Amaneció de nuevo.
Abrí los ojos lentamente, esperando encontrar su figura cerca, tal vez en la cama donde lo vi la noche anterior. En el sofá reclinable. Pero no estaba. Miré hacia la puerta del baño. Nada. Ni un ruido. Ni su voz.
El corazón me dio un vuelco.
Me incorporé con dificultad, sentí un leve mareo y un vacío extraño en el pecho. ¿Se había ido? ¿Así? ¿Sin decir nada? ¿Después de todo lo que me dijo, de sus caricias, de sus susurros al bebé? ¿De nuevo iba a abandonarme?
Pero justo cuando la ansiedad comenzaba a apretar en el centro de mi pecho, escuché pasos. Ligeros. Medidos. Se abrió la puerta.
Y no era Fabián.
—Hija —dijo mi mamá, con los ojos algo hinchados—. Por favor, no te alteres.

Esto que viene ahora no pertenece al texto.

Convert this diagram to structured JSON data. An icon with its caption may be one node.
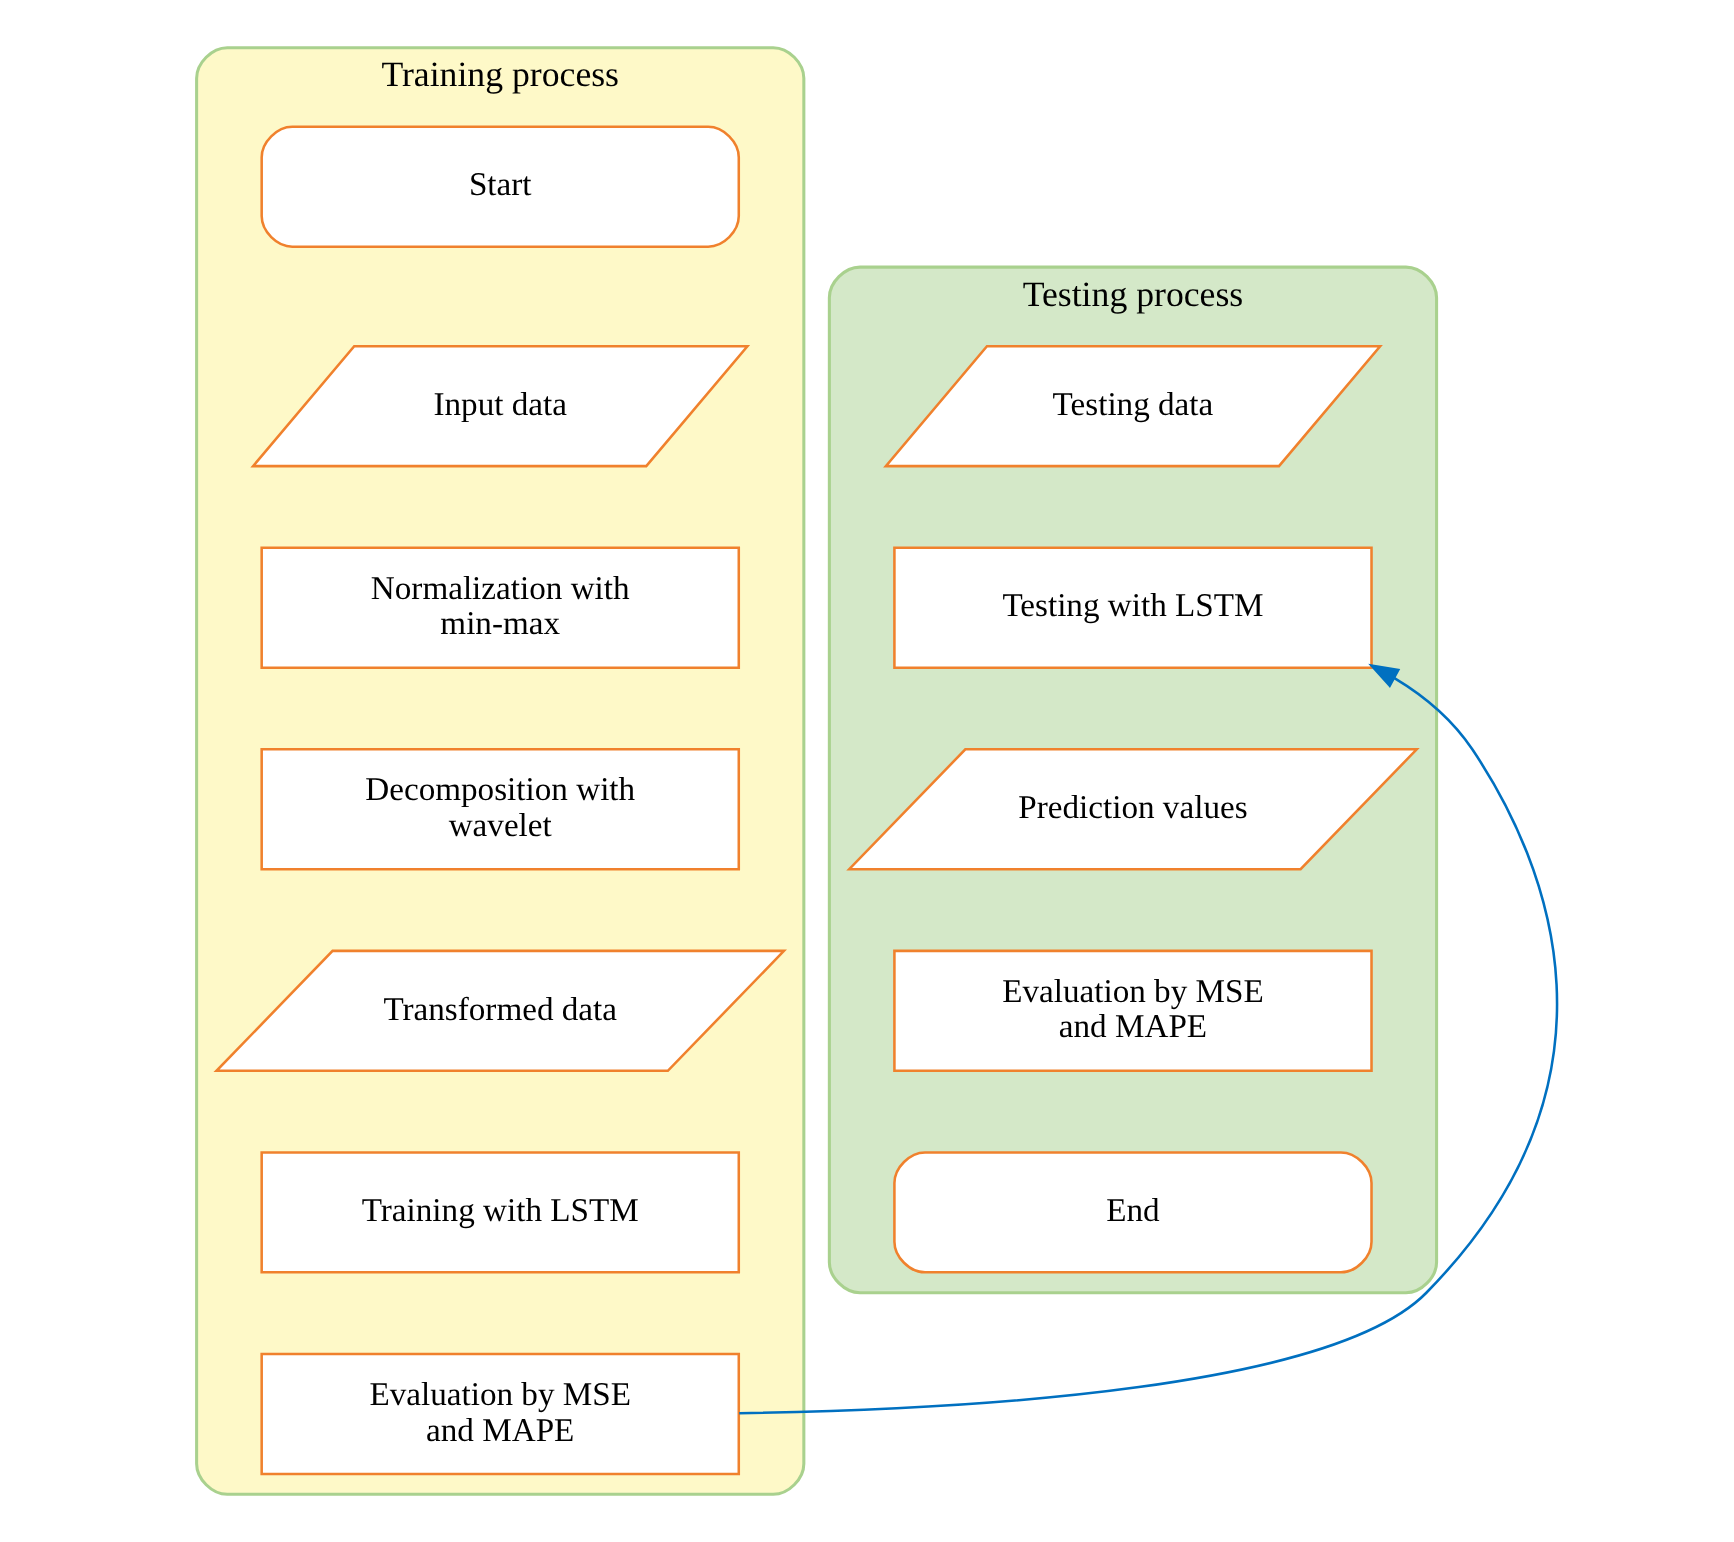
{
  "diagram": {
    "nodes": [
      {
        "text": [
          "Training process"
        ]
      },
      {
        "text": [
          "Start"
        ],
        "in": 0
      },
      {
        "text": [
          "Input data"
        ],
        "in": 0
      },
      {
        "text": [
          "Normalization with min-max"
        ],
        "in": 0
      },
      {
        "text": [
          "Decomposition with wavelet"
        ],
        "in": 0
      },
      {
        "text": [
          "Transformed data"
        ],
        "in": 0
      },
      {
        "text": [
          "Training with LSTM"
        ],
        "in": 0
      },
      {
        "text": [
          "Evaluation by MSE and MAPE"
        ],
        "in": 0
      },
      {
        "text": [
          "Testing process"
        ]
      },
      {
        "text": [
          "Testing data"
        ],
        "in": 8
      },
      {
        "text": [
          "Testing with LSTM"
        ],
        "in": 8
      },
      {
        "text": [
          "Prediction values"
        ],
        "in": 8
      },
      {
        "text": [
          "Evaluation by MSE and MAPE"
        ],
        "in": 8
      },
      {
        "text": [
          "End"
        ],
        "in": 8
      }
    ],
    "edges": [
      {
        "from": 7,
        "to": 10,
        "arrow": "to",
        "color": "#0070c0"
      }
    ]
  }
}
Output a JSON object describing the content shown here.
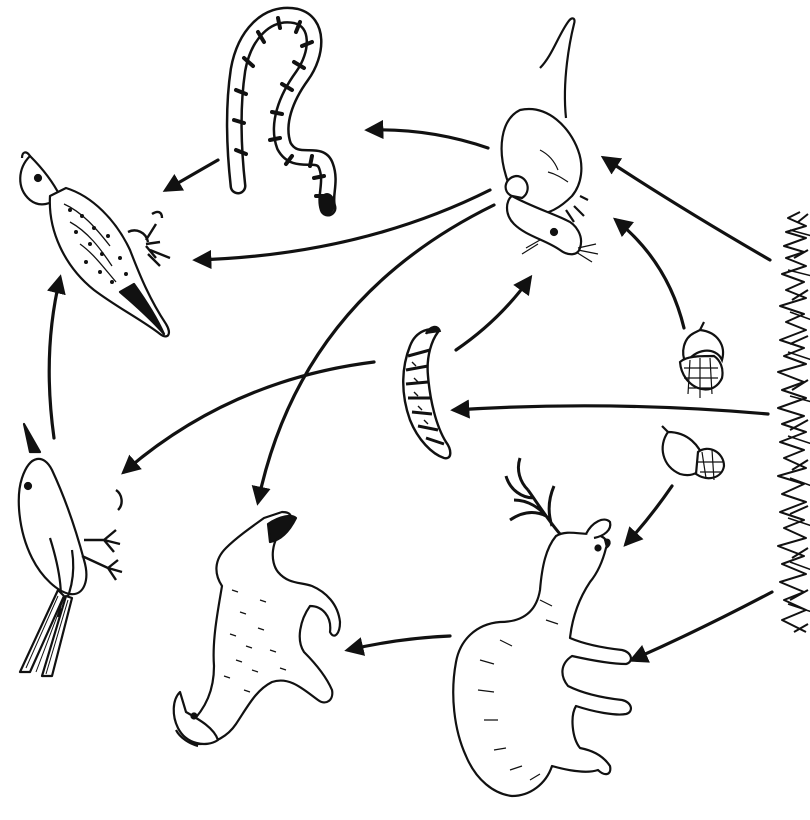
{
  "diagram": {
    "type": "food-web",
    "style": "black line art on white background, no text labels",
    "organisms": [
      {
        "id": "hawk",
        "icon": "hawk-icon"
      },
      {
        "id": "snake",
        "icon": "snake-icon"
      },
      {
        "id": "mouse",
        "icon": "mouse-icon"
      },
      {
        "id": "grass",
        "icon": "grass-icon"
      },
      {
        "id": "acorn-upper",
        "icon": "acorn-icon"
      },
      {
        "id": "acorn-lower",
        "icon": "acorn-icon"
      },
      {
        "id": "grub",
        "icon": "grub-icon"
      },
      {
        "id": "songbird",
        "icon": "songbird-icon"
      },
      {
        "id": "fox",
        "icon": "fox-icon"
      },
      {
        "id": "deer",
        "icon": "deer-icon"
      }
    ],
    "arrows": [
      {
        "from": "mouse",
        "to": "snake"
      },
      {
        "from": "snake",
        "to": "hawk"
      },
      {
        "from": "mouse",
        "to": "hawk"
      },
      {
        "from": "mouse",
        "to": "fox"
      },
      {
        "from": "grass",
        "to": "mouse"
      },
      {
        "from": "acorn-upper",
        "to": "mouse"
      },
      {
        "from": "grub",
        "to": "mouse"
      },
      {
        "from": "grass",
        "to": "grub"
      },
      {
        "from": "grub",
        "to": "songbird"
      },
      {
        "from": "songbird",
        "to": "hawk"
      },
      {
        "from": "acorn-lower",
        "to": "deer"
      },
      {
        "from": "grass",
        "to": "deer"
      },
      {
        "from": "deer",
        "to": "fox"
      }
    ],
    "colors": {
      "ink": "#111111",
      "paper": "#ffffff"
    }
  }
}
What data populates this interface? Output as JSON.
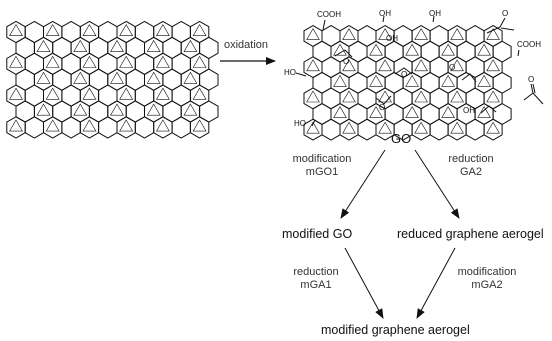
{
  "reaction": {
    "arrow_label": "oxidation",
    "product_label": "GO"
  },
  "go_groups": {
    "cooh_top": "COOH",
    "oh_top_1": "OH",
    "oh_top_2": "OH",
    "oh_upper": "OH",
    "cooh_right": "COOH",
    "ho_left": "HO",
    "ho_bottom": "HO",
    "oh_lower": "OH",
    "o_epoxy_1": "O",
    "o_epoxy_2": "O",
    "o_epoxy_3": "O",
    "o_epoxy_4": "O",
    "o_ketone_1": "O",
    "o_ketone_2": "O"
  },
  "scheme": {
    "path_left_top": {
      "line1": "modification",
      "line2": "mGO1"
    },
    "path_right_top": {
      "line1": "reduction",
      "line2": "GA2"
    },
    "node_left": "modified GO",
    "node_right": "reduced graphene aerogel",
    "path_left_bottom": {
      "line1": "reduction",
      "line2": "mGA1"
    },
    "path_right_bottom": {
      "line1": "modification",
      "line2": "mGA2"
    },
    "node_bottom": "modified graphene aerogel"
  },
  "colors": {
    "ink": "#111111",
    "label": "#333333",
    "background": "#ffffff"
  }
}
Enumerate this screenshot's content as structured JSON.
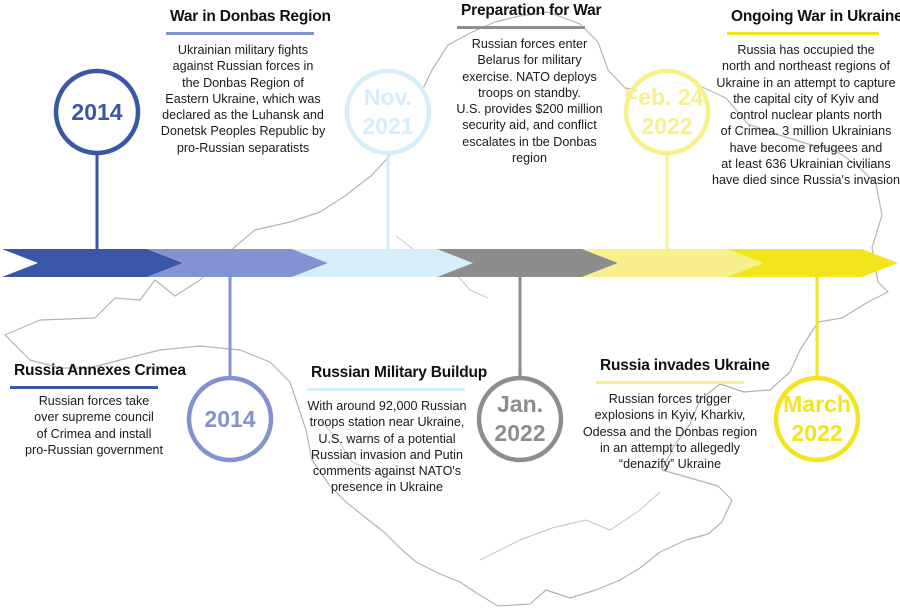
{
  "colors": {
    "dark_blue": "#3a57a7",
    "mid_blue": "#8392d0",
    "light_blue": "#d6eef9",
    "gray": "#8d8d8d",
    "pale_yellow": "#f7f08c",
    "yellow": "#f2e51e",
    "map_outline": "#b4b4b4"
  },
  "events": [
    {
      "date": "2014",
      "title": "Russia Annexes Crimea",
      "text": "Russian forces take\nover supreme council\nof Crimea and install\npro-Russian government"
    },
    {
      "date": "2014",
      "title": "War in Donbas Region",
      "text": "Ukrainian military fights\nagainst Russian forces in\nthe Donbas  Region of\nEastern Ukraine, which was\ndeclared as the Luhansk and\nDonetsk Peoples Republic by\npro-Russian separatists"
    },
    {
      "date": "Nov.\n2021",
      "title": "Russian Military Buildup",
      "text": "With around 92,000 Russian\ntroops station near Ukraine,\nU.S. warns of a potential\nRussian invasion and Putin\ncomments against NATO's\npresence in Ukraine"
    },
    {
      "date": "Jan.\n2022",
      "title": "Preparation for War",
      "text": "Russian forces enter\nBelarus for military\nexercise. NATO deploys\ntroops on standby.\nU.S. provides $200 million\nsecurity aid, and conflict\nescalates in tbe Donbas\nregion"
    },
    {
      "date": "Feb. 24,\n2022",
      "title": "Russia invades Ukraine",
      "text": "Russian forces trigger\nexplosions in  Kyiv, Kharkiv,\nOdessa and the Donbas region\nin an attempt to allegedly\n“denazify” Ukraine"
    },
    {
      "date": "March\n2022",
      "title": "Ongoing War in Ukraine",
      "text": "Russia has occupied the\nnorth and northeast regions of\nUkraine in an attempt to capture\nthe capital city of Kyiv and\ncontrol nuclear plants north\nof Crimea. 3 million Ukrainians\nhave become refugees and\nat least 636 Ukrainian civilians\nhave died since Russia's invasion"
    }
  ]
}
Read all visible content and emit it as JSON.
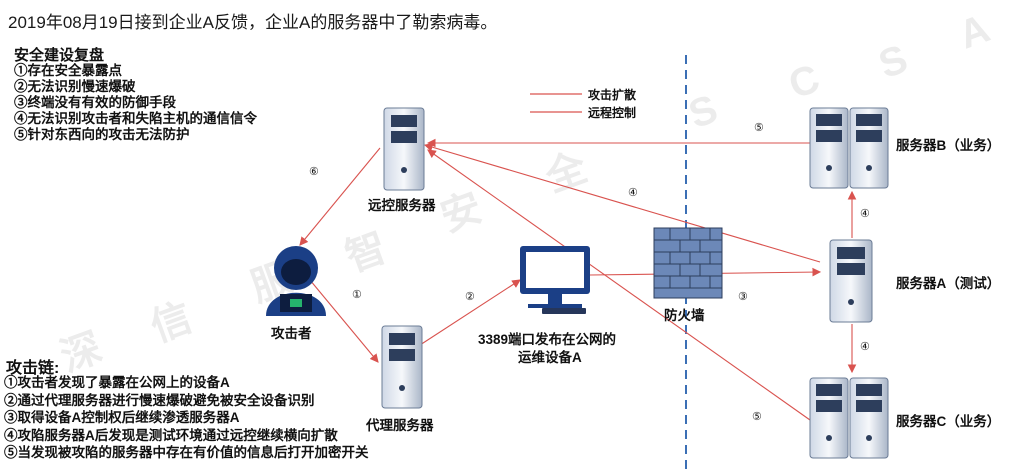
{
  "title": "2019年08月19日接到企业A反馈，企业A的服务器中了勒索病毒。",
  "review": {
    "heading": "安全建设复盘",
    "items": [
      "①存在安全暴露点",
      "②无法识别慢速爆破",
      "③终端没有有效的防御手段",
      "④无法识别攻击者和失陷主机的通信信令",
      "⑤针对东西向的攻击无法防护"
    ]
  },
  "chain": {
    "heading": "攻击链:",
    "items": [
      "①攻击者发现了暴露在公网上的设备A",
      "②通过代理服务器进行慢速爆破避免被安全设备识别",
      "③取得设备A控制权后继续渗透服务器A",
      "④攻陷服务器A后发现是测试环境通过远控继续横向扩散",
      "⑤当发现被攻陷的服务器中存在有价值的信息后打开加密开关"
    ]
  },
  "legend": {
    "spread": "攻击扩散",
    "remote": "远程控制",
    "color": "#d9534f"
  },
  "nodes": {
    "remote_server": "远控服务器",
    "attacker": "攻击者",
    "proxy_server": "代理服务器",
    "device": "3389端口发布在公网的",
    "device_line2": "运维设备A",
    "firewall": "防火墙",
    "server_a": "服务器A（测试）",
    "server_b": "服务器B（业务）",
    "server_c": "服务器C（业务）"
  },
  "steps": {
    "s1": "①",
    "s2": "②",
    "s3": "③",
    "s4a": "④",
    "s4b": "④",
    "s4c": "④",
    "s5a": "⑤",
    "s5b": "⑤",
    "s6": "⑥"
  },
  "watermark": [
    "深",
    "信",
    "服",
    "智",
    "安",
    "全",
    "S",
    "C",
    "S",
    "A"
  ]
}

Mi papá entró detrás de ella, con esa seriedad que lo caracterizaba, pero con los ojos húmedos. Sentí un nudo formarse en mi garganta.
—Fabián nos contó —agregó él—. No creas que las cosas estén bien con él, no lo están, pero eso ahora no importa. Lo importante eres tú.